Пробюллетенив три дня, Чугуева явилась на работу молчаливая как монашка, и между ней и Осипом снова установились отношения батрака и хозяина. Она берегла его инструмент, искала оброненный гвоздик, покорно слушала его разглагольствования. Добровольная угодливость лучшей ударницы поражала ребят, а особенно Мери, которая знала мужикам цену. Больше всего ее возмущало, что Чугуева подкармливает Осипа своим ударным пайком. Чугуева терпеливо выслушивала резоны Мери, но все продолжалось по-прежнему. И еще одна черта проявилась в ней — ее стало жадно тянуть подслушивать Осипа. Как только вдалеке раздавался ржавый голос, в ней все замирало.
Один раз она услышала разговор, происходивший метрах в ста от нее. Мери доказывала, что ни одна девка на такую шалаву, как он, не позарится. Осип вяло возражал и ссылался на Чугуеву.
Мери смеялась: Чугуева кормит его, чтобы приручить, окрутить и расписаться.
— Не… — упорствовал Осип. — Ко мне бабы за так липнут.
— Это почему? — подстрекала Мери.
— А я почем знаю? Ты баба, ты и разъясни, почему.
— Псиной от тебя несет. Вот почему.
— Это не псина, — объяснил Осип авторитетно. — Это влажно-тепловая обработка. От вошей.
И сколько ни слушала его Чугуева, о главном он ни разу не проговорился.
8
В начале марта Митя позвонил Тате, чтобы узнать ее планы на восьмое число.

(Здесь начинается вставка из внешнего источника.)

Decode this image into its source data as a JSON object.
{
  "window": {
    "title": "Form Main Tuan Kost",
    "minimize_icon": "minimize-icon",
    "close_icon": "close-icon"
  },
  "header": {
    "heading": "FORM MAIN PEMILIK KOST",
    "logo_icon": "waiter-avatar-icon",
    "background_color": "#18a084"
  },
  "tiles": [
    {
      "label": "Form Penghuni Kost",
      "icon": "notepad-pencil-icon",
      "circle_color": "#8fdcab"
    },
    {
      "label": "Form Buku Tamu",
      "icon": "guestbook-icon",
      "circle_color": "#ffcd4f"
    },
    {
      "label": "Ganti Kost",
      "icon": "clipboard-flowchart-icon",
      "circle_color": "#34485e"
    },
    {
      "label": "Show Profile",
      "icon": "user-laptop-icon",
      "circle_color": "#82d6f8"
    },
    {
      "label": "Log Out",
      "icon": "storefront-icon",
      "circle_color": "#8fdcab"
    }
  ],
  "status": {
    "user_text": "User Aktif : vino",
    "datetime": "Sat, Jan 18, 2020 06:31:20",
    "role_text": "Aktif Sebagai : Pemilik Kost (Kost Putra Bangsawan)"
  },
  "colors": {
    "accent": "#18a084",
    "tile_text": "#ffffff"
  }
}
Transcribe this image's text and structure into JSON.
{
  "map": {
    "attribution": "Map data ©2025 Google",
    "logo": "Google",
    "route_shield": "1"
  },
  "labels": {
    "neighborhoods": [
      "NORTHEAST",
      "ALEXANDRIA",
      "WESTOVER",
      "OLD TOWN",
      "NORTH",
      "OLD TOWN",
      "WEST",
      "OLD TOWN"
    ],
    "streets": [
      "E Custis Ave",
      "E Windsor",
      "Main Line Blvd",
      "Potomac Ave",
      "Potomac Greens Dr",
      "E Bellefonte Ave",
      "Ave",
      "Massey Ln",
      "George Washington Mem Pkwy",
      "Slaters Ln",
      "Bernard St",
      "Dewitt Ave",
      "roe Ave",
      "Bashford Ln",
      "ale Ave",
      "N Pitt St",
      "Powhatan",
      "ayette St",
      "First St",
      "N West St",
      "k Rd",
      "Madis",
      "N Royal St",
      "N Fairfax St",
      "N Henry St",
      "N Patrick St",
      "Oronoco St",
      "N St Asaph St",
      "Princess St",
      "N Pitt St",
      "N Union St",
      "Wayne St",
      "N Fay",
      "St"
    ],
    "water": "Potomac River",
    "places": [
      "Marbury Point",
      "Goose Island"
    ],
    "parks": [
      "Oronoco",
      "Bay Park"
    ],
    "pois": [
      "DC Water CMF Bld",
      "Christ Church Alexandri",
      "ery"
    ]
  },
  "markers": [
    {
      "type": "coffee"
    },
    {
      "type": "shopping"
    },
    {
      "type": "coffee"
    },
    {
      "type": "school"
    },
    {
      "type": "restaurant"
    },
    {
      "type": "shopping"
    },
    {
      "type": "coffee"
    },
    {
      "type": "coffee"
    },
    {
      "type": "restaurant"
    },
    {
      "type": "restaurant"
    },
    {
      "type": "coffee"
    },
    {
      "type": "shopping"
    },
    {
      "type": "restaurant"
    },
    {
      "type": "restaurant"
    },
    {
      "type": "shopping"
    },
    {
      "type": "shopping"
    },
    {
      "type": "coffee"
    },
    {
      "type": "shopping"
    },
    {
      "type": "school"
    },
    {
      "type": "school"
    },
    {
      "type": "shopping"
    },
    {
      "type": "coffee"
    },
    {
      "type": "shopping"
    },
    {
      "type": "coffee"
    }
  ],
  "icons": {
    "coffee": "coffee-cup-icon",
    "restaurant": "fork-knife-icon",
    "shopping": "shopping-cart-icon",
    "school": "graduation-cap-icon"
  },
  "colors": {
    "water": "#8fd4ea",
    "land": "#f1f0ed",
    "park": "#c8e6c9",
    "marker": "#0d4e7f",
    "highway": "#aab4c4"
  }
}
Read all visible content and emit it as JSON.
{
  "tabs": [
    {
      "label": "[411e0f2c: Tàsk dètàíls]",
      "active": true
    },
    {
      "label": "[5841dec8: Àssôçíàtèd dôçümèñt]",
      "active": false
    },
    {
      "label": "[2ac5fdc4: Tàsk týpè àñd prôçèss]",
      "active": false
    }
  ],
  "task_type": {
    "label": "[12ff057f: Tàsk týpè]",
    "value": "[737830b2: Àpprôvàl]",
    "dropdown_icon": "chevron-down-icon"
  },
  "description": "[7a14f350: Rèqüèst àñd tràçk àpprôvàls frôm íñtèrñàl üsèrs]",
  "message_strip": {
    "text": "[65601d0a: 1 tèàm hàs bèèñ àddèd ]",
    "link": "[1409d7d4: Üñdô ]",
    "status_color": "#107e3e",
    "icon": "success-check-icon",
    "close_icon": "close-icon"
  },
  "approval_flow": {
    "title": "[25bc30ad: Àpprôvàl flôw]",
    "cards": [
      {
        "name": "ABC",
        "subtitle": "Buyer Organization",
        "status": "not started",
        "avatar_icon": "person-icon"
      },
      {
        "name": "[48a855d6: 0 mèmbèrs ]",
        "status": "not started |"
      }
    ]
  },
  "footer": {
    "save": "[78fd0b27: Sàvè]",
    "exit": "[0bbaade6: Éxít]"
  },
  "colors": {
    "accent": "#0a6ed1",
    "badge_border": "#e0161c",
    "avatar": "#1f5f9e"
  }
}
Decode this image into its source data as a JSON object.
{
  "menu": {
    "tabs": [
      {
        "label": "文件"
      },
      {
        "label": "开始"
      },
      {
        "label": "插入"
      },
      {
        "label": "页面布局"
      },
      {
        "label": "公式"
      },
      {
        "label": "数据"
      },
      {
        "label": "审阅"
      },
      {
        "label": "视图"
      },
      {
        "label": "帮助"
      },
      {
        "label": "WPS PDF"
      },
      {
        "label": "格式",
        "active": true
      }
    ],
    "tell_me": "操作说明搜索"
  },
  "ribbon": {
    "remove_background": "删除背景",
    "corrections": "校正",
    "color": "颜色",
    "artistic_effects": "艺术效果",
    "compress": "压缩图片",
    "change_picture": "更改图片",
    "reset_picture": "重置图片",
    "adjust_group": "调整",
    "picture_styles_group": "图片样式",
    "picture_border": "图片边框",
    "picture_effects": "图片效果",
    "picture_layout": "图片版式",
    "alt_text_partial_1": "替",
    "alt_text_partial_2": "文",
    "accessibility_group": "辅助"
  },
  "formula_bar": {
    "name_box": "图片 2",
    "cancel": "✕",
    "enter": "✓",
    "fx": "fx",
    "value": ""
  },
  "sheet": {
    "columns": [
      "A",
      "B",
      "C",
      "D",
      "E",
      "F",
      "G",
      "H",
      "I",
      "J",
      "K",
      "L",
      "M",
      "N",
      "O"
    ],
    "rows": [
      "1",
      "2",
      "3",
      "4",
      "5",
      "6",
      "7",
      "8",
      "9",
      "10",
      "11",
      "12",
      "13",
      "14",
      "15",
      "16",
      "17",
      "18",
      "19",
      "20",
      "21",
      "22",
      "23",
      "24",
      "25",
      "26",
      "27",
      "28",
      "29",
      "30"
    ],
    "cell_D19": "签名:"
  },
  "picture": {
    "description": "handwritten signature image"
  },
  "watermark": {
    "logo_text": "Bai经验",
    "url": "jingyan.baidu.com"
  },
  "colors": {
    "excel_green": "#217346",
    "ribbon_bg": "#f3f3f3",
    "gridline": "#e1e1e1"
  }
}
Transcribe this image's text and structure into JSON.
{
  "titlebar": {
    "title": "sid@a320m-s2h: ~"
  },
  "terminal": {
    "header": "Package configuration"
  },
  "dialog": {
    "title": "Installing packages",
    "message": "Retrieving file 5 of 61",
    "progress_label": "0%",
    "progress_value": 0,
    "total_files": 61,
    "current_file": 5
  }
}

— Ах, как кстати! — защебетала она. — Как хорошо, что ты звякнул! Просто замечательно! Радио слышал? Женщины и дети сняты со льдины и доставлены в поселок… как его… — слышно было, что она у кого-то спрашивает название. — Да, да, в поселок Уэлен. На самолетах! На наших советских самолетах! Ты рад? Вот какой сюрприз сделали летчики к женскому празднику. Женщин вывезли. Замечательно, правда? И дети, оказывается, были! С ума сойти! Теперь и папочка вернется. Я абсолютно уверена, Митя. А теперь слушай внимательно. — Она переключилась на привычный менторский тон. — К тебе на шахту едет Гоша. Надо ему помочь…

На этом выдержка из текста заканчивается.